Amer court. À 20 ans, il est déjà champion de décathlon junior, il était auparavant membre de l’équipe nationale irakienne. Amer court. Il court derrière son rêve de vivre en sécurité en Belgique et de pouvoir réaliser son seul et unique projet: être un athlète, gagner. C’est sans doute cette compétition-là qui sera la plus difficile. Amer a quitté l’Irak parce que, dans son pays dit-il, certains n’aiment pas les sportifs de haut niveau.

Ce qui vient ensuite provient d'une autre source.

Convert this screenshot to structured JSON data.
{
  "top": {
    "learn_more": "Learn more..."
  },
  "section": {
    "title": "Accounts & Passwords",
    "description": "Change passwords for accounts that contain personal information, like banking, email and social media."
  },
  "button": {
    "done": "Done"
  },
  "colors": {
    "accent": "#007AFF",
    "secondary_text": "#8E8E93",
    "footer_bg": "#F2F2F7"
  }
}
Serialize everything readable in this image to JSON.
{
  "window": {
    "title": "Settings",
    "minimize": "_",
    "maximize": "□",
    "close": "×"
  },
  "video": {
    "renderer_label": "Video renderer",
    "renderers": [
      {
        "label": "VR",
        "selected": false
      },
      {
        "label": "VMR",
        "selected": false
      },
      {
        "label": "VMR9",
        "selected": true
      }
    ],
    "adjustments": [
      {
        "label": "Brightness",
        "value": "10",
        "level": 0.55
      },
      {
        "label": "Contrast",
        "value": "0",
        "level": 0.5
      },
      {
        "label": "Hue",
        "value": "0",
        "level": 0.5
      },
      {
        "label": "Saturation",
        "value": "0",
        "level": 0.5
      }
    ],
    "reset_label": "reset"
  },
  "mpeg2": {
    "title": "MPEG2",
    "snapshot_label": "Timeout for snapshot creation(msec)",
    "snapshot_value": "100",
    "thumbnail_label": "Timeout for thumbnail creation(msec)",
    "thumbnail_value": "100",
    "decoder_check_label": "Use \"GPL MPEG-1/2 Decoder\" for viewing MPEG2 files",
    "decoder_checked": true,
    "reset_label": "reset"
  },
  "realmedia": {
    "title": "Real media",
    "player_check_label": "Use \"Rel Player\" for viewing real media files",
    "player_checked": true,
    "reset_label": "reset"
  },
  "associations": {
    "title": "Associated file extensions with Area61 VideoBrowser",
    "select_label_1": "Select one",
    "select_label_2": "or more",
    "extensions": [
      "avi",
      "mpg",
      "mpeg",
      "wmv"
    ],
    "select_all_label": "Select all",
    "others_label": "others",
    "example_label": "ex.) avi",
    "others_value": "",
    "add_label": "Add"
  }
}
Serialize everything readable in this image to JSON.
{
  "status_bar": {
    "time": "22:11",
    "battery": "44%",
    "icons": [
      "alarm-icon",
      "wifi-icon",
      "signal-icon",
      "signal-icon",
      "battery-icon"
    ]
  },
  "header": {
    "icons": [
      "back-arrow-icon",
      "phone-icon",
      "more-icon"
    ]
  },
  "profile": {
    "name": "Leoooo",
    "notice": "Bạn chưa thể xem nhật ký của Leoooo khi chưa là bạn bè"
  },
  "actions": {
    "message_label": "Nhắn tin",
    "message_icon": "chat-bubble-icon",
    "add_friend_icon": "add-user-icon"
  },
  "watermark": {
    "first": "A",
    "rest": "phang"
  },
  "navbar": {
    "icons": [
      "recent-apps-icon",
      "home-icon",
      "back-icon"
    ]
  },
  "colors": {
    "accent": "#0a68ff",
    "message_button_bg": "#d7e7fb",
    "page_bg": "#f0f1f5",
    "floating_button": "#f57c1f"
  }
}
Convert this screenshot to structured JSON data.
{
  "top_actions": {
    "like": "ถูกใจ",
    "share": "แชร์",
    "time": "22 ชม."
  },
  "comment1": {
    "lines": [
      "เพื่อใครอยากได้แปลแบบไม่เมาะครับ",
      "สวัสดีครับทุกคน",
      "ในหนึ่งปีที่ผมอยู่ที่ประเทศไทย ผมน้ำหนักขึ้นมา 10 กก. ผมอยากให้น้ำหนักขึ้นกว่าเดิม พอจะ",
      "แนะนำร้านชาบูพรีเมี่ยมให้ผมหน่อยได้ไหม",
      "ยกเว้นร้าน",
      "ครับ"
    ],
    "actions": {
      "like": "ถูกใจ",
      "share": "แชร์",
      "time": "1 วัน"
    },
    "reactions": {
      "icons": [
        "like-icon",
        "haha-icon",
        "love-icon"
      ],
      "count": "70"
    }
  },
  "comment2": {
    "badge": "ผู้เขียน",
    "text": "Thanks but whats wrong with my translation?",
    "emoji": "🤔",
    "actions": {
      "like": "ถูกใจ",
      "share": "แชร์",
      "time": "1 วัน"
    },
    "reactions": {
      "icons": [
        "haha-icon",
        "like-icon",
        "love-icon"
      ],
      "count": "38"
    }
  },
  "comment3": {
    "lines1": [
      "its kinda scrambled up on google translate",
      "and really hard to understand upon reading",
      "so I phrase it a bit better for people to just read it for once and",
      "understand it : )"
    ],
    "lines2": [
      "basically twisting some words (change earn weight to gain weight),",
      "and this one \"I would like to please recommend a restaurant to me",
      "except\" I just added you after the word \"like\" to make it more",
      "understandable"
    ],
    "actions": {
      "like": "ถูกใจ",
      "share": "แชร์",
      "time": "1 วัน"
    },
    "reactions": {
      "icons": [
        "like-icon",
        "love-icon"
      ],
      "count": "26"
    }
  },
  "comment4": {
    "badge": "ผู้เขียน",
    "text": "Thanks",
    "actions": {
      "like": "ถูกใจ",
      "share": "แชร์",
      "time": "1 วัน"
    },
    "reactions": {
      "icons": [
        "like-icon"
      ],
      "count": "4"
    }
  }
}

Sa maison a été incendiée, on a cassé les jambes de son frère qui, pour son malheur, lui ressemble beaucoup.
«Si j’étais resté, je serais mort à l’heure actuelle», affirme-t-il.
Son parcours est celui de la majorité des réfugiés irakiens et syriens: la Turquie, la dangereuse traversée entre la Turquie et la Grèce puis la route vers l’Europe: Macédoine, Croatie, Slovénie, Autriche, Allemagne, Belgique. Amer est encore très jeune. Il est d’un tempérament optimiste et insouciant, mais il n’oubliera jamais la traversée sur le bateau pneumatique vers la Grèce: les enfants qui pleurent, les vagues qui menacent à tout moment de renverser l’embarcation. «Notre pilote était habile. Ceux qui ont traversé juste après nous ont chaviré.» Tout au long de son voyage, Amer a continué… à courir. Comme si son entraînement avait seulement été interrompu, comme si sa vie dépendait aussi de sa condition physique future. Et quand les autorités belges l’ont installé en octobre 2015 dans le centre très délabré de Bredene (fermé depuis lors), il a continué à courir qu’il vente ou qu’il pleuve. Mieux: il s’est trouvé un club d’athlétisme pour l’accueillir, celui de Louvain.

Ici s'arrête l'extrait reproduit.